1. Não nos faltam motivos para dor intensíssima e ao mesmo tempo para imensa alegria. Por um lado oferece-se-nos o espetáculo das multidões que, neste ano jubilar, de todos os pontos da terra acorrem a Roma tão numerosos como esta nobre cidade, acostumada a acontecimentos celebérrimos, nunca viu no correr dos séculos, e aqui dão um testemunho insigne de fé concorde, de união fraterna, de piedade ardente. E nós acolhemos com solicitude amorosa estas multidões imensas confortando-as com exortações paternas, e propondo-lhes novos e luminosos exemplos de santidade as endereçamos, não sem frutos copiosos, ao caminho da renovação dos costumes e à perfeição da vida cristã.

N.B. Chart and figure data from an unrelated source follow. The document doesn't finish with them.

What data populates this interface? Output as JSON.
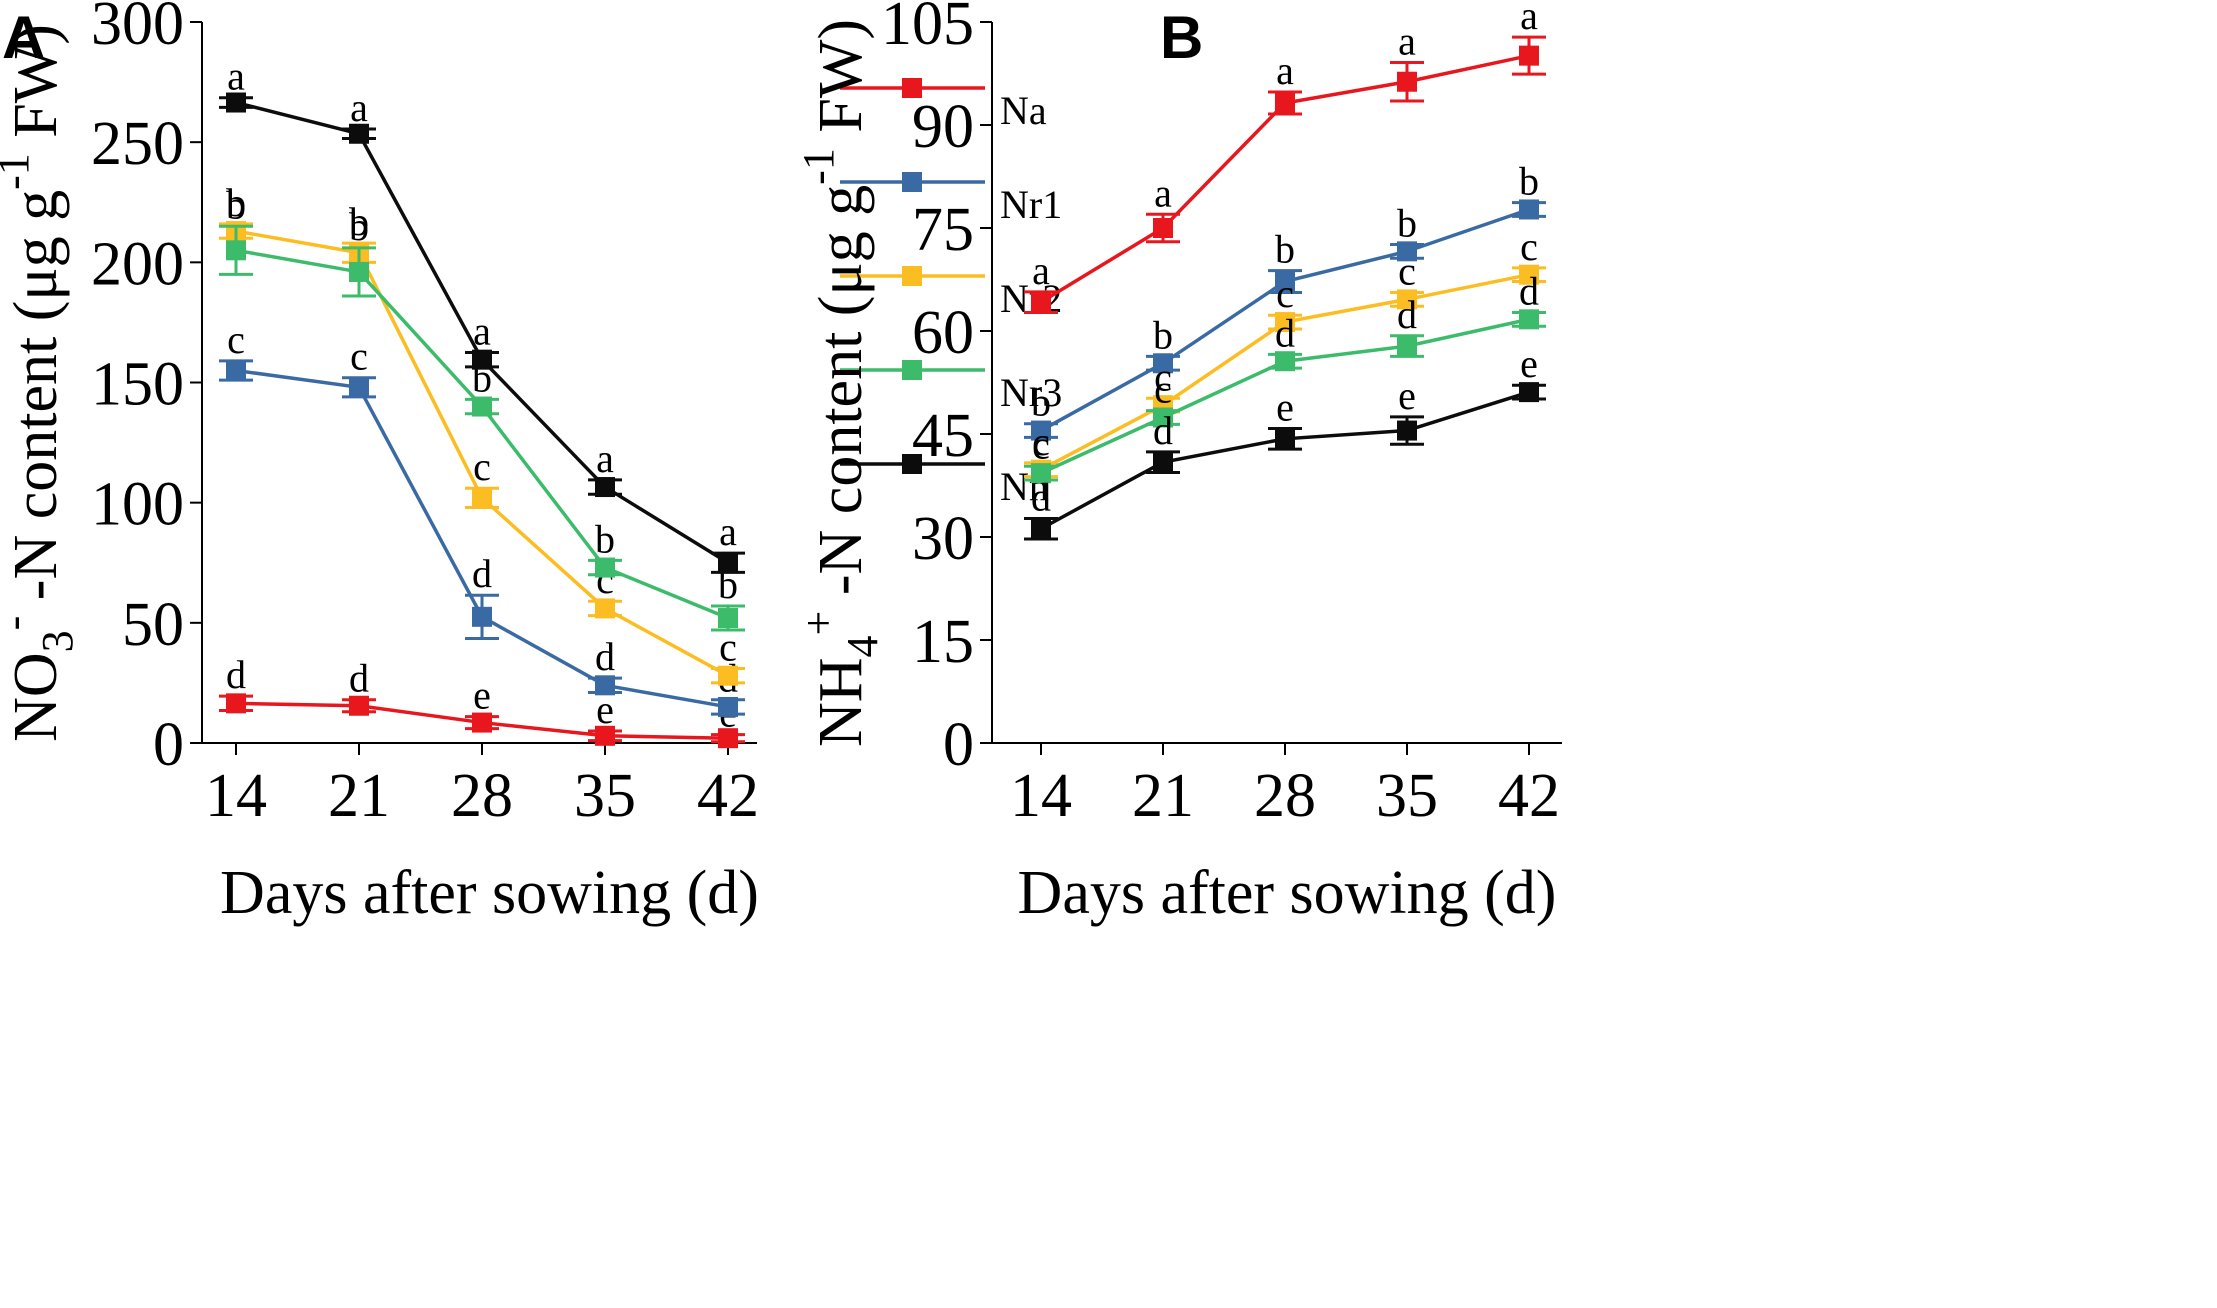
{
  "chart_data": [
    {
      "panel": "A",
      "type": "line",
      "xlabel": "Days after sowing (d)",
      "ylabel": {
        "main": "NO",
        "sub": "3",
        "sup": "-",
        "rest": " -N content (μg g",
        "unit_sup": "-1",
        "tail": " FW)"
      },
      "categories": [
        "14",
        "21",
        "28",
        "35",
        "42"
      ],
      "ylim": [
        0,
        300
      ],
      "yticks": [
        0,
        50,
        100,
        150,
        200,
        250,
        300
      ],
      "series": [
        {
          "name": "Na",
          "color": "#e8161d",
          "values": [
            16.5,
            15.5,
            8.5,
            3,
            2
          ],
          "errors": [
            3,
            2.5,
            2.5,
            2,
            1.5
          ],
          "letters": [
            "d",
            "d",
            "e",
            "e",
            "e"
          ]
        },
        {
          "name": "Nr1",
          "color": "#3a6aa3",
          "values": [
            155,
            148,
            52.5,
            24,
            15
          ],
          "errors": [
            4,
            4,
            9,
            3,
            3
          ],
          "letters": [
            "c",
            "c",
            "d",
            "d",
            "d"
          ]
        },
        {
          "name": "Nr2",
          "color": "#fbbd22",
          "values": [
            213,
            204,
            102,
            56,
            28
          ],
          "errors": [
            3,
            4,
            4,
            3,
            3
          ],
          "letters": [
            "b",
            "b",
            "c",
            "c",
            "c"
          ]
        },
        {
          "name": "Nr3",
          "color": "#3cbc6b",
          "values": [
            205,
            196,
            140,
            73,
            52
          ],
          "errors": [
            10,
            10,
            3,
            3,
            5
          ],
          "letters": [
            "b",
            "b",
            "b",
            "b",
            "b"
          ]
        },
        {
          "name": "Nn",
          "color": "#0c0c0c",
          "values": [
            266.5,
            253.5,
            159.5,
            106.5,
            75
          ],
          "errors": [
            2,
            2,
            3,
            3,
            4
          ],
          "letters": [
            "a",
            "a",
            "a",
            "a",
            "a"
          ]
        }
      ],
      "legend": {
        "placement": "top-right",
        "entries": [
          "Na",
          "Nr1",
          "Nr2",
          "Nr3",
          "Nn"
        ]
      }
    },
    {
      "panel": "B",
      "type": "line",
      "xlabel": "Days after sowing (d)",
      "ylabel": {
        "main": "NH",
        "sub": "4",
        "sup": "+",
        "rest": " -N content (μg g",
        "unit_sup": "-1",
        "tail": " FW)"
      },
      "categories": [
        "14",
        "21",
        "28",
        "35",
        "42"
      ],
      "ylim": [
        0,
        105
      ],
      "yticks": [
        0,
        15,
        30,
        45,
        60,
        75,
        90,
        105
      ],
      "series": [
        {
          "name": "Na",
          "color": "#e8161d",
          "values": [
            64.2,
            75,
            93.2,
            96.3,
            100.1
          ],
          "errors": [
            1.5,
            2,
            1.6,
            2.8,
            2.7
          ],
          "letters": [
            "a",
            "a",
            "a",
            "a",
            "a"
          ]
        },
        {
          "name": "Nr1",
          "color": "#3a6aa3",
          "values": [
            45.5,
            55.3,
            67.2,
            71.6,
            77.7
          ],
          "errors": [
            1,
            1,
            1.6,
            1,
            1
          ],
          "letters": [
            "b",
            "b",
            "b",
            "b",
            "b"
          ]
        },
        {
          "name": "Nr2",
          "color": "#fbbd22",
          "values": [
            39.8,
            49.2,
            61.3,
            64.6,
            68.2
          ],
          "errors": [
            1,
            1,
            1,
            1,
            1
          ],
          "letters": [
            "c",
            "c",
            "c",
            "c",
            "c"
          ]
        },
        {
          "name": "Nr3",
          "color": "#3cbc6b",
          "values": [
            39.3,
            47.4,
            55.6,
            57.8,
            61.7
          ],
          "errors": [
            1,
            1,
            1,
            1.5,
            1
          ],
          "letters": [
            "c",
            "c",
            "d",
            "d",
            "d"
          ]
        },
        {
          "name": "Nn",
          "color": "#0c0c0c",
          "values": [
            31.2,
            40.9,
            44.3,
            45.5,
            51.1
          ],
          "errors": [
            1.5,
            1.5,
            1.5,
            2,
            1
          ],
          "letters": [
            "d",
            "d",
            "e",
            "e",
            "e"
          ]
        }
      ]
    }
  ]
}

2. Por outro lado as atuais condições sociais dos povos se apresentam aos nosso olhos, de forma tal a provocar em nós as preocupações e ansiedades mais sentidas. Muitos discutem, escrevem e falam sobre como chegar finalmente à paz tão desejada. Porém são descuidados ou abertamente recusados aqueles princípios que devem constituir a sua base firme. Com efeito, em certos países não a verdade mas falsidade é apresentada sob as aparências da razão; nem o amor, nem a caridade são favorecidos, mas insinua-se o ódio e a rivalidade cheia de rancor; não se exalta a concórdia dos cidadãos, mas provocam-se turbulências e desordem. Mas como os ajuizados sinceros reconhecem, nesta matéria não se podem resolver justamente os problemas que ainda separam as nações com discussões acirradas nem as classes proletárias podem ser endereçadas, como é necessário, para um futuro melhor. Com efeito o ódio nunca gerou nada de bom, nada a mentira, nada as desordens. Sem dúvida é preciso levantar o povo necessitado a um estado digno do homem, mas não com a força, não com as agitações e sim com leis justas. Com certeza é preciso eliminar quanto antes todas as controvérsias que dividem e separam os povos, sob os auspícios da verdade e a direção da justiça.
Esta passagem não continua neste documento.